Aujourd’hui, sur certains territoires où les inventaires des zones humides sont recommandés par les SAGE mais non obligatoires, certaines communes ne veulent toujours pas les réaliser. Les raisons mises en exergue sont le manque de temps, le manque d’argent et le manque d’intérêt. Un autre frein d’ordre politique existe aussi, celui de générer à terme des contestations de la part des agriculteurs exploitant les parcelles sur lesquelles repose souvent la compensation.
Du fait de la non-exhaustivité des inventaires, des investigations complémentaires ont été réalisés sur les secteurs ouverts à l’urbanisation ou concernés par un projet d’aménagement, notamment lors des phases de révision de documents d’urbanisme ou lors de l’élaboration des PLUi [1].
Opposition commune/EPCI
La dynamique de protection des zones humides est souvent impulsée au niveau métropolitain ou intercommunal et n’est pas forcément suivie par le niveau communal. Les Métropoles, face aux velléités des communes, peuvent manquer de poids pour obtenir l’évitement des zones humides. La métropole ne peut pas imposer sa vision aux communes car les élus métropolitains sont avant tout des élus municipaux.
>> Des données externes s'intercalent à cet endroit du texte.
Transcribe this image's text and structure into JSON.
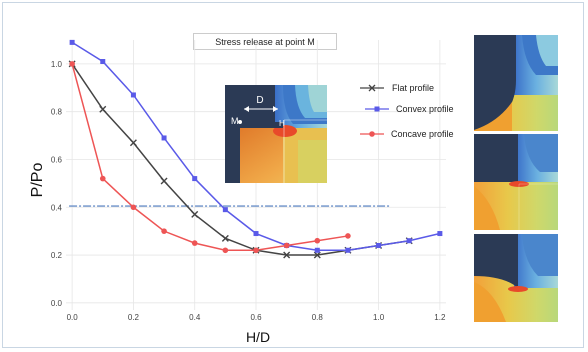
{
  "chart_data": {
    "type": "line",
    "title": "Stress release at point M",
    "xlabel": "H/D",
    "ylabel": "P/Po",
    "xlim": [
      -0.02,
      1.22
    ],
    "ylim": [
      -0.03,
      1.1
    ],
    "xticks": [
      "0.0",
      "0.2",
      "0.4",
      "0.6",
      "0.8",
      "1.0",
      "1.2"
    ],
    "yticks": [
      "0.0",
      "0.2",
      "0.4",
      "0.6",
      "0.8",
      "1.0"
    ],
    "grid": true,
    "legend_position": "top-right",
    "series": [
      {
        "name": "Flat profile",
        "marker": "x",
        "color": "#444444",
        "x": [
          0.0,
          0.1,
          0.2,
          0.3,
          0.4,
          0.5,
          0.6,
          0.7,
          0.8,
          0.9,
          1.0,
          1.1
        ],
        "y": [
          1.0,
          0.81,
          0.67,
          0.51,
          0.37,
          0.27,
          0.22,
          0.2,
          0.2,
          0.22,
          0.24,
          0.26
        ]
      },
      {
        "name": "Convex profile",
        "marker": "square",
        "color": "#5a5ae8",
        "x": [
          0.0,
          0.1,
          0.2,
          0.3,
          0.4,
          0.5,
          0.6,
          0.7,
          0.8,
          0.9,
          1.0,
          1.1,
          1.2
        ],
        "y": [
          1.09,
          1.01,
          0.87,
          0.69,
          0.52,
          0.39,
          0.29,
          0.24,
          0.22,
          0.22,
          0.24,
          0.26,
          0.29
        ]
      },
      {
        "name": "Concave profile",
        "marker": "circle",
        "color": "#ee5555",
        "x": [
          0.0,
          0.1,
          0.2,
          0.3,
          0.4,
          0.5,
          0.6,
          0.7,
          0.8,
          0.9
        ],
        "y": [
          1.0,
          0.52,
          0.4,
          0.3,
          0.25,
          0.22,
          0.22,
          0.24,
          0.26,
          0.28
        ]
      }
    ],
    "reference_line": {
      "y": 0.405,
      "x_start": -0.01,
      "x_end": 1.04,
      "style": "dash-dot",
      "color": "#6a8fc8"
    }
  },
  "inset": {
    "dimension_label": "D",
    "point_label": "M",
    "h_label": "H"
  },
  "colors": {
    "background": "#ffffff",
    "grid": "#e6e6e6",
    "navy": "#2b3a55"
  }
}
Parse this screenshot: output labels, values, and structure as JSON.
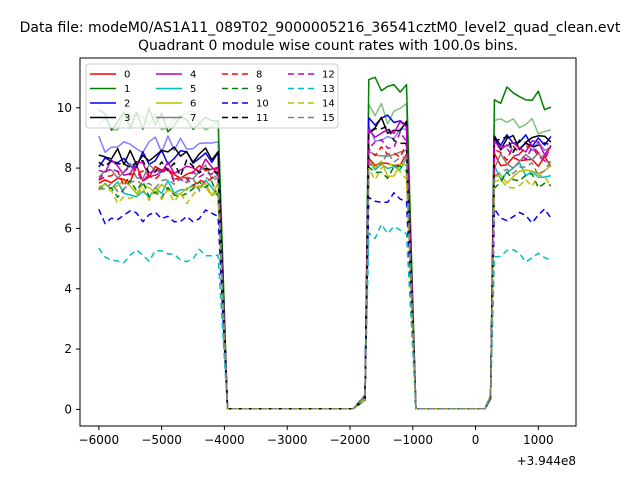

Les zones humides sont encore vues comme une contrainte plutôt que comme une opportunité. Les élus ont souvent des réticences politiques l’à intégration les enjeux environnementaux qui pourront ultérieurement contraindre leurs politiques d’aménagement. Si les zones humides sont exclues des zones ouvertes à l’urbanisation pour de l’habitat ; leur exclusion des futures zones d’activités est plus difficile.
L’impulsion pour une meilleure prise en compte vient souvent à la suite de situations conflictuelles entre les projets envisagés et l’application de la réglementation.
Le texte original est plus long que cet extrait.